99.999999999% of people of really nice
Loopers are great people. Marina people are great people. Lock people are great people. Townspeople are great people. Canadians are incredibly great people. I really can’t think of anyone in particular that was a real jerk, but I would have to think that there has been one somewhere along the line. As I have said numerous times in the blog that the real joy of this experience is all the people we have met along the way. And we loopers in particular are a tight knit group because we all share the same ups, downs, trials, troubles, joys and sadness. As we travel in packs, so to speak, we are always on the lookout for another looper and are ready to lend a hand catching a line or sharing a taxi ride, or giving information or just about anything. There is a line in the Gilbert and Sullivan operetta “The Pirates of Penzance” where one of the pirate band, when explaining why they do not pillage ships with orphans on board (The entire British merchant fleet has learned about this display of tenderheartedness and all claim to be orphans when the pirates attack.)  by saying, “…for we are orphans too, and know what it ‘tis.” Well, we are loopers too, and know what it ‘tis. That is a strong bond.

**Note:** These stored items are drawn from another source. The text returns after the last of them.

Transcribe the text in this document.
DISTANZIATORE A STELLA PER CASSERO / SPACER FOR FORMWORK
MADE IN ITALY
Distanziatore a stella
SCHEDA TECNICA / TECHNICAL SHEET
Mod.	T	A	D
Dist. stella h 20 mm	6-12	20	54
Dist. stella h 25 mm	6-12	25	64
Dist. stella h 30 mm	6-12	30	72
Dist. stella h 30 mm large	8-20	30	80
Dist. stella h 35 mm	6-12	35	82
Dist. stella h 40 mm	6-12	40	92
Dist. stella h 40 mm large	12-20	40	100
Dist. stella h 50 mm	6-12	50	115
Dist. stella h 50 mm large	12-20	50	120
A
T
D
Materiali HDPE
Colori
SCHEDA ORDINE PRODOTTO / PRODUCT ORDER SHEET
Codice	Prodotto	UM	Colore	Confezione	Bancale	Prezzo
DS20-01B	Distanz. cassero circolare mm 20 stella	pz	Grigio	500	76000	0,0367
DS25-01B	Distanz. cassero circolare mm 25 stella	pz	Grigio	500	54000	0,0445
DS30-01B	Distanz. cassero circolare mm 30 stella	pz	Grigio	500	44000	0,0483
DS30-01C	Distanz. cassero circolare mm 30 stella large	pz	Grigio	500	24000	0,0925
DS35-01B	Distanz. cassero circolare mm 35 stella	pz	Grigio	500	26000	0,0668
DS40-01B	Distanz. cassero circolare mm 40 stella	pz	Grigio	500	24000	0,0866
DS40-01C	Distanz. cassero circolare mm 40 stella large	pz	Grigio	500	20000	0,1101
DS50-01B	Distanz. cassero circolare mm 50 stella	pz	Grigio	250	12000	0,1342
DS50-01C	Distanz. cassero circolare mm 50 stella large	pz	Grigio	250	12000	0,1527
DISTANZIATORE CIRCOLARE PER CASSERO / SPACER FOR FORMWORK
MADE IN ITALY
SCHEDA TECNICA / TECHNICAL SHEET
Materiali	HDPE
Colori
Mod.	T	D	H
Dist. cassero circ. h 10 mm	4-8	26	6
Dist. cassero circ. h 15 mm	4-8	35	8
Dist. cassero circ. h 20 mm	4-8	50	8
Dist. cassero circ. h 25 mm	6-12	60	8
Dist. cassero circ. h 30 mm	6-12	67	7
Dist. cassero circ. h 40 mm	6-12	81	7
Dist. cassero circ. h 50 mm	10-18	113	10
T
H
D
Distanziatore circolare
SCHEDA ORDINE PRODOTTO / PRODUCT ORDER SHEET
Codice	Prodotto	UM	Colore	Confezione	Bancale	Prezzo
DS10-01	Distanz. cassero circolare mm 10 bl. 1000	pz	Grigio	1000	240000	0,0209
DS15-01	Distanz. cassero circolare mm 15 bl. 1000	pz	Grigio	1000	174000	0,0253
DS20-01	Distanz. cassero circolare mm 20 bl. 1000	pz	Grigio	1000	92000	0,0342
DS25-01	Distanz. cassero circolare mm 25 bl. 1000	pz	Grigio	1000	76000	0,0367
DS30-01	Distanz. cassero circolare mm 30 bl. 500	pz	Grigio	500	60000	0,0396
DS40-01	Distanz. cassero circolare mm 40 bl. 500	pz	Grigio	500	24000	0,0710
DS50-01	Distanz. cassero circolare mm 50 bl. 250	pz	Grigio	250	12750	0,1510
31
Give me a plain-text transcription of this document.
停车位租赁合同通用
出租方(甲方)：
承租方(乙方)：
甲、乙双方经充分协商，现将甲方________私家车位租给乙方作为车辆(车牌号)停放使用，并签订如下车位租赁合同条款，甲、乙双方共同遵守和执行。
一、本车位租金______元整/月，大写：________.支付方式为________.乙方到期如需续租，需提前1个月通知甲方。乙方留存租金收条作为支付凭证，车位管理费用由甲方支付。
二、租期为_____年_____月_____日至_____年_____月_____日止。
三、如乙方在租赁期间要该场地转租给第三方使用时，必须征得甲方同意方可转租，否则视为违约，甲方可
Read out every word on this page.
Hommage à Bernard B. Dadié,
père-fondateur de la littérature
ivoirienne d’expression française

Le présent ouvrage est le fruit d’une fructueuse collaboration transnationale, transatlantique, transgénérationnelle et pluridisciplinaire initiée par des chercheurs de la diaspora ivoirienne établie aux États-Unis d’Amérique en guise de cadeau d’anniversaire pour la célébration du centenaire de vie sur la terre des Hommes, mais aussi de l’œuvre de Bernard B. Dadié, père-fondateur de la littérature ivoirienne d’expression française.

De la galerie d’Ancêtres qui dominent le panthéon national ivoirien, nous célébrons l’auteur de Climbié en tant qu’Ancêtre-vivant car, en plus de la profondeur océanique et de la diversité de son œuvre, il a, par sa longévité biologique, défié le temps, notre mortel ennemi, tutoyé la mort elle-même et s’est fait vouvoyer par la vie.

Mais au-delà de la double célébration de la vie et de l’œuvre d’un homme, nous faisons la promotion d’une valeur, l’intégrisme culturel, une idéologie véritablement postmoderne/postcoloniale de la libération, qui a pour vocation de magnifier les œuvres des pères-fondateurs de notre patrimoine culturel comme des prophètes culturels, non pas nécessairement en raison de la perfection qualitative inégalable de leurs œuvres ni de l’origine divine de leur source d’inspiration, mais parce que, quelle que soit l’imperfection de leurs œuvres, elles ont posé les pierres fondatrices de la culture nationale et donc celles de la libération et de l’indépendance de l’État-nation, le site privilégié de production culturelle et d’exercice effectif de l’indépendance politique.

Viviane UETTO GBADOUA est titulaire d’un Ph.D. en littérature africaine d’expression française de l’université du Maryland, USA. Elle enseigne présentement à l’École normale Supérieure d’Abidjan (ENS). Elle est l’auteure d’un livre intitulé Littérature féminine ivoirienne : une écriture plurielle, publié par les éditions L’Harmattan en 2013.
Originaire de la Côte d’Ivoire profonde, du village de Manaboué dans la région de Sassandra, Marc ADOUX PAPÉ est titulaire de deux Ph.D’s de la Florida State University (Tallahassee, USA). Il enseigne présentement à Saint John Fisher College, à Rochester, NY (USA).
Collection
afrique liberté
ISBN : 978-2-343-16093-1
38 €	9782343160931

I’m more of an internet junkie than I thought
Ah, the internet, just an electronic gizmo that we climb into when we need a dash of information or diversion. Or, as I have learned about myself because connectivity seems to be so rare on this journey, I have become a bit of glutton for the thing. Actually its more than gluttony. It’s a craving. Well, actually more than a craving. I have a full on jones for the thing. I admit it. I am a junkie and my ability to get a fix has been more and more difficult to get as we go along. And who do I blame for this? Me, with my admittedly Type A personality with a bent for addictive behavior? No. Not me. T-Mobile is the villain in this electronic Shakespearean tragedy. Seriously, all kidding aside, I hate to be mean but T-Mobile has really let me down pretty hard. Their claims of coverage and connectivity really aren’t legit. When we were down in Jacksonville, FL way back in March we called T-Mobile to ask them some questions about phone and data coverage going up the coast and they pretty much told us straight up that we could forget about it in most of Georgia except Savannah, pretty much all of South Carolina, and most of North Carolina until we approached Norfolk. Then it would be spotty up in some areas in the Chesapeake Bay area and in the central New York and non-existent in Canada. And they were right. My contract with T-Mobile ends this month and I am switching to Verizon like Lisa has, and she always seems to have a signal.
But as for my internet addiction I will just go on living in denial and pretend I don’t have a problem (he says as his hands are trembling on the keyboard.)